L’article 18 alinéa 1 du Décret n°67-223 du 17 mars 1967 précise que : « Le délai prévu au deuxième alinéa de l'article 42 de la loi du 10 juillet 1965 pour contester les décisions de l'assemblée générale court à compter de la notification du procès-verbal d'assemblée à chacun des copropriétaires opposants ou défaillants ».
L’article 64 alinéa 1 de ce même décret précise encore s’agissant des modalités de notification : « Les notifications et mises en demeure sont valablement faites par voie électronique : 1° Soit par lettre recommandée électronique dans les conditions prévues aux : articles R. 53 à R. 53-4 du code des postes et des communications électroniques articles R. 53 à R. 53-4 du code des postes et des communications électroniques ».
Question : Quid du point de départ du délai de deux mois pour contester une décision d’assemblée générale de copropriétaires lorsque la lettre recommandée notifiant le procès-verbal n’a pas été réceptionnée ?
Le délai de deux mois pour agir en contestation des décisions d’une assemblée générale de copropriétaires court à compter du lendemain du jour de la première présentation de la lettre recommandée, de notification du procès-verbal de l’assemblée générale, au domicile du destinataire.

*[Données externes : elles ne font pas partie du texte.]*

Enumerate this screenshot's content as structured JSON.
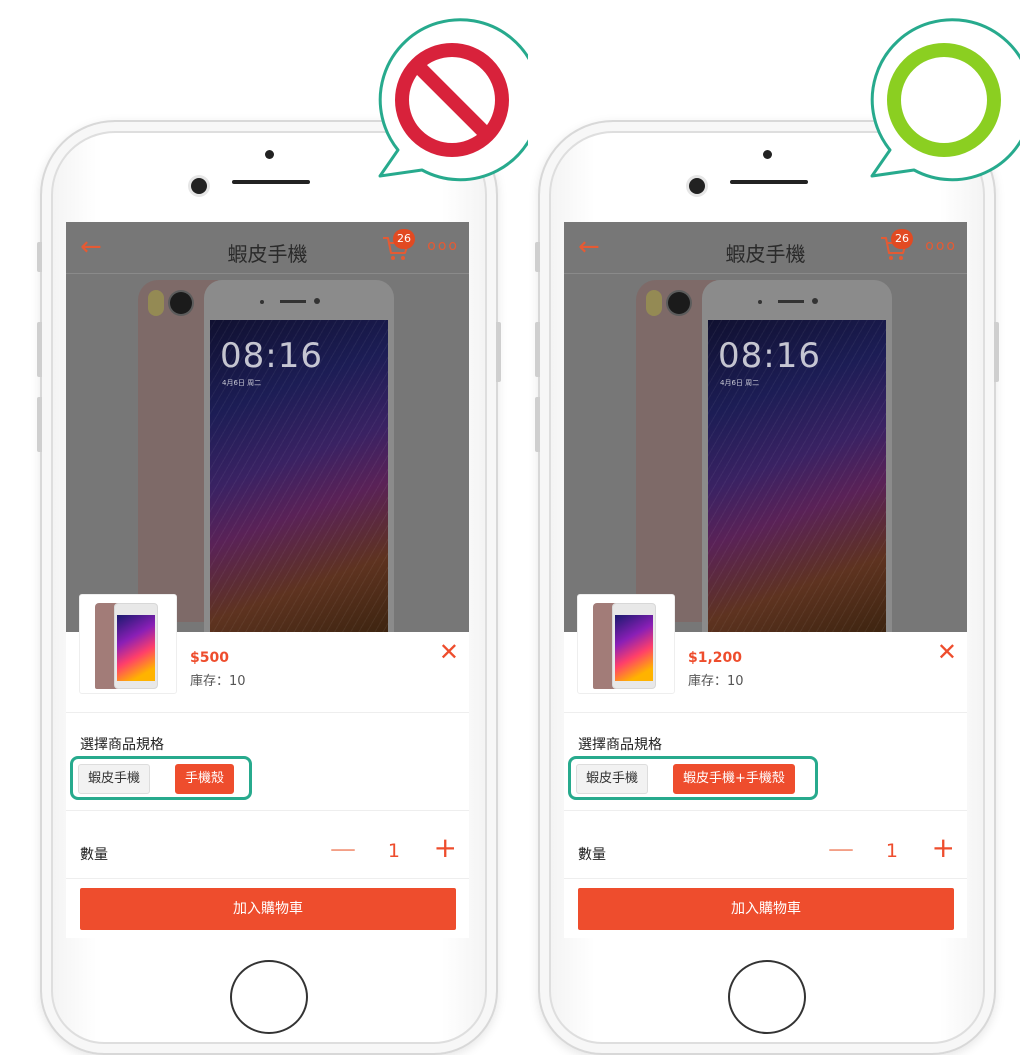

I - Un objectif de sécurisation du fonctionnement des copropriétés
La Cour de cassation confirme, dans cet arrêt, la règle selon laquelle le délai de deux mois pour contester une décision d’assemblée générale de copropriétaires court à compter du lendemain de la première présentation de la lettre recommandée notifiant le procès-verbal, même lorsque celle-ci n’a pas été réceptionnée.
En effet cette position n’est pas nouvelle, comme l’illustre notamment l’arrêt de la Cour de cassation, 3ème chambre civile, du 29 juin 2023, n° 21-21.708, confirmant l’existence d’une jurisprudence constante en la matière. Cet arrêt retient également la première présentation de la lettre recommandée comme point de départ du délai de contestation.
Cette solution s’inscrit dans une logique de sécurité juridique, en permettant de fixer un point de départ certain et objectif au délai de contestation des copropriétaires opposants ou défaillants. Elle vise ainsi à garantir la stabilité du fonctionnement des copropriétés et notamment l’exécution des décisions d’assemblée générale, en évitant toute incertitude quant à l’éventualité d’un recours et/ou annulation des résolutions.
En fixant clairement le point de départ du délai de contestation, la Cour permet ainsi d’assurer la bonne exécution des décisions d’assemblée générale, sans que le syndic ait à craindre une contestation indéfiniment retardée.
II - Une atteinte au droit d’agir du copropriétaire proportionné
Par cet arrêt, la Cour de cassation encadre rigoureusement l’action du copropriétaire afin de prévenir tout abus lors d’une contestation d’assemblée générale. Toutefois, cette rigueur pourrait apparaître comme une atteinte au droit d’agir en justice du copropriétaire, notamment lorsque celui-ci n’a pas effectivement pris connaissance du procès-verbal.
En l’espèce, le copropriétaire soutenait ainsi que cette règle portait atteinte à son droit d’accès à un tribunal, garanti par l’article 6 §1 de la Convention européenne des droits de l’homme, dès lors que la notification n’avait pas été effectivement reçue. Il faisait valoir que l’objectif de sécurité juridique aurait pu être atteint en faisant courir le délai à compter du retour du pli non réclamé.
Néanmoins, la Cour de cassation rejette cet argument en considérant que l’atteinte portée au droit d’agir n’est pas disproportionnée. Elle relève en effet que le copropriétaire dispose d’un délai de quinze jours pour retirer la lettre recommandée et conserve un délai de deux mois pour exercer son recours.
Dès lors, la Cour estime qu’il existe un rapport raisonnable de proportionnalité entre l’objectif poursuivi de sécurité juridique et le droit d’accès au juge, validant ainsi la décision retenue par la Cour d’appel d’Orléans.